Fidel Flores murió en Cajamarca cuando, equivocadamente o no, intentaba proteger su propiedad. La escena de su muerte, bastante violenta y chocante, la hemos visto hasta el cansancio en los canales de televisión. Fidel en el techo de su casa. Fidel lanzando piedras. Fidel cada vez más desesperado. Fidel cayendo al suelo luego de que un perdigón o bala le impactara en el pecho. Fidel pateado. Fidel humillado. Fidel muerto.
La indignación de los ciudadanos no se ha hecho esperar y la condena ha sido masiva. Sin embargo, en el afán de exigir justicia, imágenes absolutamente sórdidas del cuerpo agujereado de Fidel Flores han aparecido en las redes. Y uno no puede evitar preguntarse: ¿para qué? ¿Qué ganamos despertando el horror y las náuseas en los ciudadanos? Ya hemos hablado antes, en esta columna, de lo que significa la exposición innecesaria de la brutalidad humana y reiteramos nuestra posición al respecto: no se consigue nada más que faltarle el respeto al muerto y alimentar el morbo de una población cada vez más anestesiada ante el espectáculo de la violencia. Contrariamente a lo que muchos piensan, la exposición del dolor descarnado no produce empatía ni sed de justicia. Solo nos vuelve seres humanos insensibles y necesitados de imágenes cada vez más fuertes para llamar nuestra atención.
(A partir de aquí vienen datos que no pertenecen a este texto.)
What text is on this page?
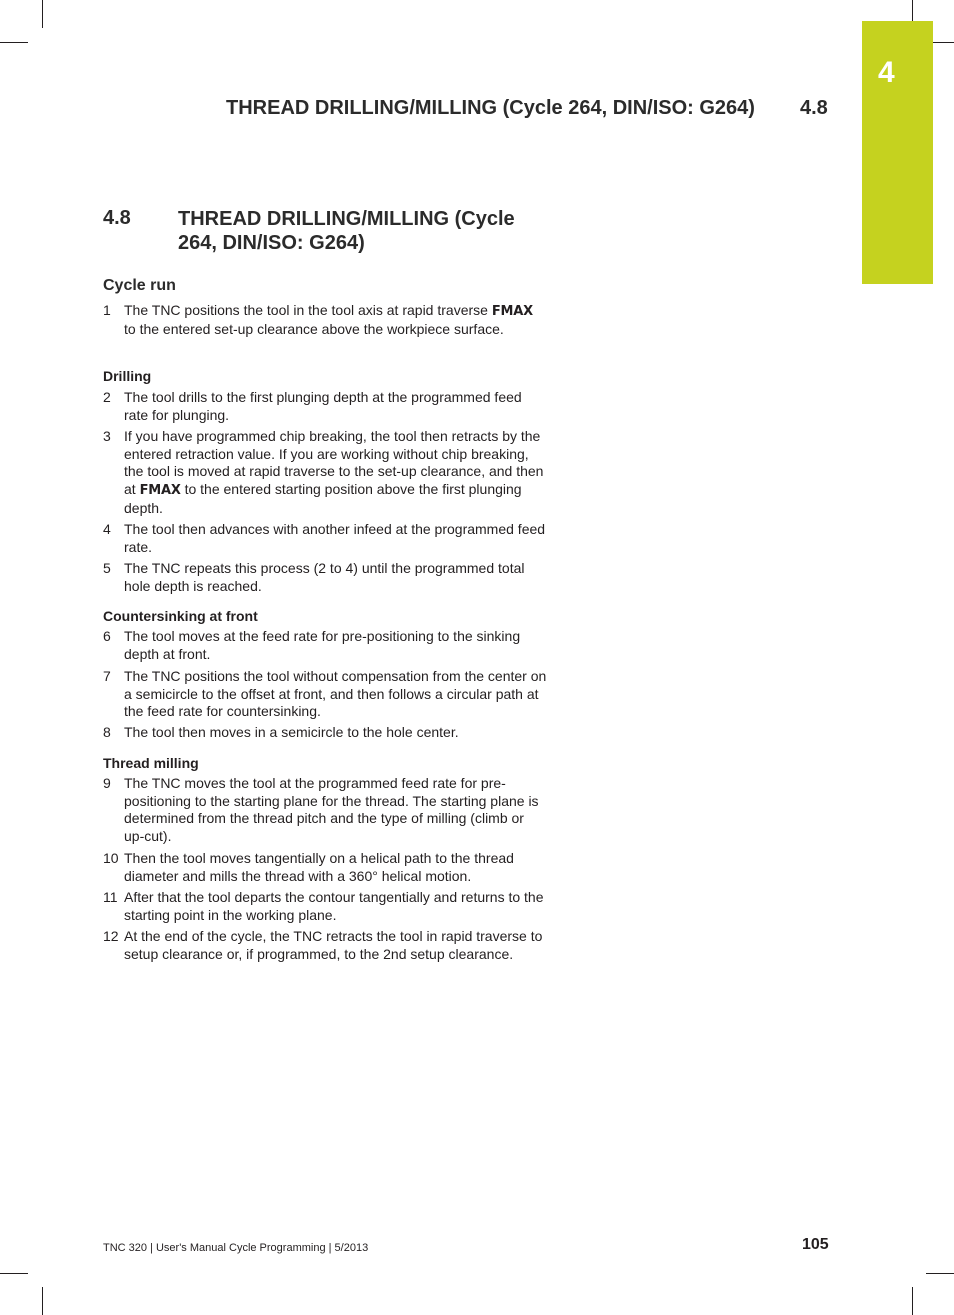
4
THREAD DRILLING/MILLING (Cycle 264, DIN/ISO: G264) 4.8
4.8 THREAD DRILLING/MILLING (Cycle 264, DIN/ISO: G264)
Cycle run
1 The TNC positions the tool in the tool axis at rapid traverse FMAX to the entered set-up clearance above the workpiece surface.
Drilling
2 The tool drills to the first plunging depth at the programmed feed rate for plunging.
3 If you have programmed chip breaking, the tool then retracts by the entered retraction value. If you are working without chip breaking, the tool is moved at rapid traverse to the set-up clearance, and then at FMAX to the entered starting position above the first plunging depth.
4 The tool then advances with another infeed at the programmed feed rate.
5 The TNC repeats this process (2 to 4) until the programmed total hole depth is reached.
Countersinking at front
6 The tool moves at the feed rate for pre-positioning to the sinking depth at front.
7 The TNC positions the tool without compensation from the center on a semicircle to the offset at front, and then follows a circular path at the feed rate for countersinking.
8 The tool then moves in a semicircle to the hole center.
Thread milling
9 The TNC moves the tool at the programmed feed rate for pre-positioning to the starting plane for the thread. The starting plane is determined from the thread pitch and the type of milling (climb or up-cut).
10 Then the tool moves tangentially on a helical path to the thread diameter and mills the thread with a 360° helical motion.
11 After that the tool departs the contour tangentially and returns to the starting point in the working plane.
12 At the end of the cycle, the TNC retracts the tool in rapid traverse to setup clearance or, if programmed, to the 2nd setup clearance.
TNC 320 | User's Manual Cycle Programming | 5/2013	105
Cuando se trata graficar el dolor y la violencia, al lenguaje informativo se le opone el lenguaje del arte. Hay algo en no decir las cosas de frente, en transformar el gesto bestial de la agresión en una obra nueva, que nos redime a todos. Que nos ayuda a entender lo sucedido. Que nos permite cuestionar la naturaleza humana sin asquearnos de nosotros mismos. El arte no reemplaza el lenguaje de la información, pero sí lo complementa, porque pasa del dato frío y brutal a una interpretación más existencial de los acontecimientos. Porque nos permite pasar el límite del “¿qué?”, para empezar a preguntarnos “¿por qué?”.
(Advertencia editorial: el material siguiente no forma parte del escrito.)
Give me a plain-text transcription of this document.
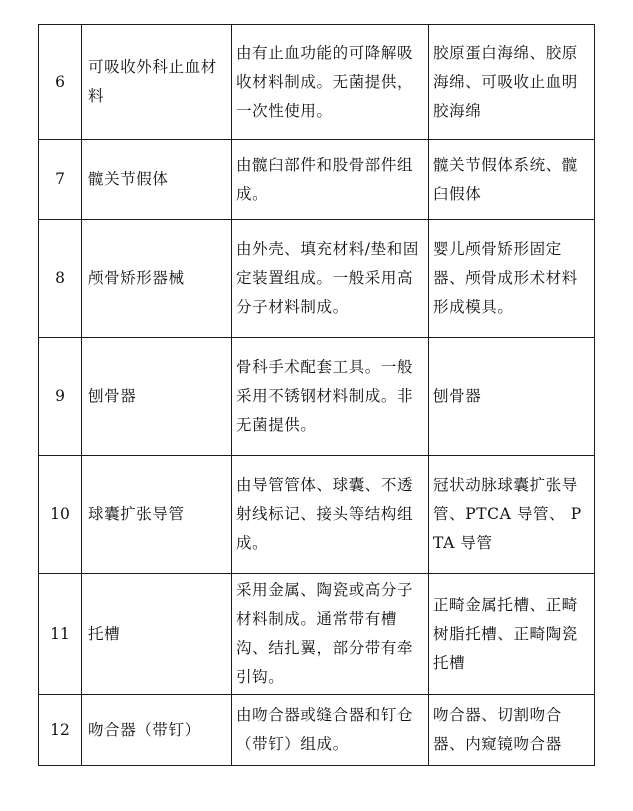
6	可吸收外科止血材料	由有止血功能的可降解吸收材料制成。无菌提供，一次性使用。	胶原蛋白海绵、胶原海绵、可吸收止血明胶海绵
7	髋关节假体	由髋臼部件和股骨部件组成。	髋关节假体系统、髋臼假体
8	颅骨矫形器械	由外壳、填充材料/垫和固定装置组成。一般采用高分子材料制成。	婴儿颅骨矫形固定器、颅骨成形术材料形成模具。
9	刨骨器	骨科手术配套工具。一般采用不锈钢材料制成。非无菌提供。	刨骨器
10	球囊扩张导管	由导管管体、球囊、不透射线标记、接头等结构组成。	冠状动脉球囊扩张导管、PTCA 导管、 PTA 导管
11	托槽	采用金属、陶瓷或高分子材料制成。通常带有槽沟、结扎翼，部分带有牵引钩。	正畸金属托槽、正畸树脂托槽、正畸陶瓷托槽
12	吻合器（带钉）	由吻合器或缝合器和钉仓（带钉）组成。	吻合器、切割吻合器、内窥镜吻合器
Actualmente se encuentra en cartelera la obra de teatro “La cautiva”, escrita por Luis Alberto León y dirigida por Chela de Ferrari. En ella se narra la triste historia de una adolescente cuyo cuerpo se convierte en el campo de batalla que pisotean y ultrajan dos bandos enfrentados por la locura de la guerra. En “La cautiva” vemos a través de los ojos de una niña que va a cumplir 15 años cómo un país puede desangrarse por la violencia descarnada de los terroristas y por la respuesta desesperada, brutal y desordenada de los militares. En “La cautiva” están los soldados, están los terroristas, están Ayacucho y Lima, están la inocencia y la desesperación, y está la más cruel brutalidad humana. Y sin embargo, aunque suene paradójico, y pese a que es una de las obras de teatro más fuertes que se hayan escrito en el Perú, “La cautiva” es una obra bella. Y bella en el sentido más literal de la palabra: es poesía, es dolor, es reflexión, es llanto, es compasión, es ternura.
Luis Alberto León y Chela de Ferrari logran algo que no se consigue con una imagen de una decapitación en vivo o con una foto de un cuerpo despedazado: desgarrarnos sin perder la calma. Cuestionarnos sin escupirnos a la cara. Removernos, solidarizarnos, zamaquearnos. Y logran hacernos pensar en la espantosa violencia que no se descifra en el morbo de una foto, sino en el canto dulce de una niña a punto de ser despedazada por la sinrazón.